Я долго не мог заснуть и в час ночи еще сидел на балконе больницы. Сегодня ко мне приходила дорогая мне женщина и принесла виноград, который ей прислали из Ташкента. Я разволновался и сидел среди ночи и вспоминал о прошедшем. Такая бессонница не угнетает. А вот сразу после операции была мучительная, долгая ночь; казалось, рассвета не будет никогда. Во всей моей жизни была еще только одна такая трудная ночь, но это было в море…
Как-то зимой на старом пароходике "Красное знамя" мы, выходя из Сангарского пролива в Японское море, встретили ураган. Ветер дул с моря на берега Японии. Стоило огромного труда выбрать такой путь, чтобы течение помогло судну выйти из пролива, чтобы оно не погибло на скалах седого от пены и снега мыса Таппи-Саки.
К вечеру мы кое-как отошли от берега, но старое судно не выдержало жестокой качки, и в машине произошла поломка. Через пять минут мы всё исправили, но уже было поздно: старую "галошу" поставило бортом к ветру и понесло вдоль берега, все ближе и ближе к скалам.

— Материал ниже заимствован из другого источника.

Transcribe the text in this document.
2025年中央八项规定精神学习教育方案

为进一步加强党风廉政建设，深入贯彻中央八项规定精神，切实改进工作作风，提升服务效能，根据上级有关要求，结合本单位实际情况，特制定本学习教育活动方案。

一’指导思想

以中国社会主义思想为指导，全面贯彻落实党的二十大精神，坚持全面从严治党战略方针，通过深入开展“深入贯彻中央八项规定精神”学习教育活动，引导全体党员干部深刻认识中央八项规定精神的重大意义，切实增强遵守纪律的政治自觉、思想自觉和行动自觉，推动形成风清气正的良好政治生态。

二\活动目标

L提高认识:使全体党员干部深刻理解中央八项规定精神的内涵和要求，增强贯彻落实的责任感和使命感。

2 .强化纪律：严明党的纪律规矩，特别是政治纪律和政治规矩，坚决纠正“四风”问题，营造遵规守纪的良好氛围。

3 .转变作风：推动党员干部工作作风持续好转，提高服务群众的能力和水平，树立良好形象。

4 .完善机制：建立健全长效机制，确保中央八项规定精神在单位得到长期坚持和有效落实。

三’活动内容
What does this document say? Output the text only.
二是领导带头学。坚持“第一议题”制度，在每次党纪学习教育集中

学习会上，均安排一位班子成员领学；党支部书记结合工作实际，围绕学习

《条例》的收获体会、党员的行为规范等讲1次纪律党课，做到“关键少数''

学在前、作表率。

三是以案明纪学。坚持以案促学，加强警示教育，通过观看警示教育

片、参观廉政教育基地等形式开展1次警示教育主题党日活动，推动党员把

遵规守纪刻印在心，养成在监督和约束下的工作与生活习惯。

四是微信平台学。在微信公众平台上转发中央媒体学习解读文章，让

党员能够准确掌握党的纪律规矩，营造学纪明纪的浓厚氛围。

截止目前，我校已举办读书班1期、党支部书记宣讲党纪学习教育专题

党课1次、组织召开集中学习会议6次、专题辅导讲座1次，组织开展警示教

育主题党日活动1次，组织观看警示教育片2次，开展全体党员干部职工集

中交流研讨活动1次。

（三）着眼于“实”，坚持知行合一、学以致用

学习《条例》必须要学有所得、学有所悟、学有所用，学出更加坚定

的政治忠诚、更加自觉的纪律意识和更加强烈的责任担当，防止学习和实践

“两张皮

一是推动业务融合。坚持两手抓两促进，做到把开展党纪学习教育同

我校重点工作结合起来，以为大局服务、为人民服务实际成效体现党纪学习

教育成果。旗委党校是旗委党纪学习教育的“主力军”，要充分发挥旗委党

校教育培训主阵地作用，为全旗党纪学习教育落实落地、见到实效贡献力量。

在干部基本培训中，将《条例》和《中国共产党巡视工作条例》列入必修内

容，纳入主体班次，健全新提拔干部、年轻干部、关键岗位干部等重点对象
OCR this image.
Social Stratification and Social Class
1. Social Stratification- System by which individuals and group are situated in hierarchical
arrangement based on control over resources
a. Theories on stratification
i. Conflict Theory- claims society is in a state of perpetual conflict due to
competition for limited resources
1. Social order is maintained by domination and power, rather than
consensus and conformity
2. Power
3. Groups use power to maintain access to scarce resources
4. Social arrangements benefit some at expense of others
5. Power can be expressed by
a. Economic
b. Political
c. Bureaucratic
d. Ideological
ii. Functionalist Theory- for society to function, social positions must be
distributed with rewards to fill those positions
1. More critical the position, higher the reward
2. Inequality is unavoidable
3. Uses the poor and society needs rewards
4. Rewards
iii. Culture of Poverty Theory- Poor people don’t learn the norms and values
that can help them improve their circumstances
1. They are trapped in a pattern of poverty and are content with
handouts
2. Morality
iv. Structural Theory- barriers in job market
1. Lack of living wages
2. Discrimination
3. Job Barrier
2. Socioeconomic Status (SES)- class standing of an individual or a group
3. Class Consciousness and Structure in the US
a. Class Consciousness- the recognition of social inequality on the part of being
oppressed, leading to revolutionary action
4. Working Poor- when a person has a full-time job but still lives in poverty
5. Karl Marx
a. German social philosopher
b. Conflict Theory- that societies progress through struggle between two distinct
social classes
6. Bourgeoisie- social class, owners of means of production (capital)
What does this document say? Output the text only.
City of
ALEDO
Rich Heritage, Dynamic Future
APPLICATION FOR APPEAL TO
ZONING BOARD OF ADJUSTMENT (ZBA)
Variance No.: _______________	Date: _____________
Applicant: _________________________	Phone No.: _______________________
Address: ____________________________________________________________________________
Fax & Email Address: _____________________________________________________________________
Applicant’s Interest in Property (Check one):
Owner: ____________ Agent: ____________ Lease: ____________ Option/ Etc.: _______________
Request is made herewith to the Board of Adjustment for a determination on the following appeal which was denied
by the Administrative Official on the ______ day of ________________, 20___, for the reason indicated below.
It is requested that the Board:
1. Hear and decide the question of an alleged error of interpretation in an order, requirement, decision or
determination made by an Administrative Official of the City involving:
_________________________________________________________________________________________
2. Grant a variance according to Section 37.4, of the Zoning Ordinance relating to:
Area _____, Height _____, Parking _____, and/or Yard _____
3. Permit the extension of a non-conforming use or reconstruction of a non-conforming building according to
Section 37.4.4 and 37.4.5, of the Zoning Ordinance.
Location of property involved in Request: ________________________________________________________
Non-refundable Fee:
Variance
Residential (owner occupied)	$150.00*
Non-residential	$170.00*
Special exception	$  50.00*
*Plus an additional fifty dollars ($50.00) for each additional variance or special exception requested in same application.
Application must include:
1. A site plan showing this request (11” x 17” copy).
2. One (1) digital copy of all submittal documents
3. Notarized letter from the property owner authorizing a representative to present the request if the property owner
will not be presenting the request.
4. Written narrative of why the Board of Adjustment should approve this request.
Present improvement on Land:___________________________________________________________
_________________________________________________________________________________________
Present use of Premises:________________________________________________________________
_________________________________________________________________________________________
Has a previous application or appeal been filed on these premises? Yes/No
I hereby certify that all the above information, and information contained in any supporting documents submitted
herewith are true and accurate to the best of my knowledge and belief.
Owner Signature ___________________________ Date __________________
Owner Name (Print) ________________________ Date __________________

Наступила ночь. Положение было отчаянным, восьмиметровые валы швыряли суденышко. Мы были совершенно беспомощны, все наши попытки поставить судно носом против ветра были тщетны, и мы ждали рокового конца.
Я сидел на диванчике в штурманской рубке, упершись ногами в стенку и глядя на путевую карту, старался рассчитать, где и когда волны выбросят наш несчастный корабль на скалы и погубят его вместе с нами.
В ящике стола лежала заготовленная мною для радиста радиограмма, в которую оставалось только вписать цифры широты и долготы места нашей гибели, чтобы дать сигнал "SOS".
В четыре часа утра на вахту к штурвалу встал матрос Бородин. Средних лет, тихий, застенчивый, с глухим голосом, самый старший из команды.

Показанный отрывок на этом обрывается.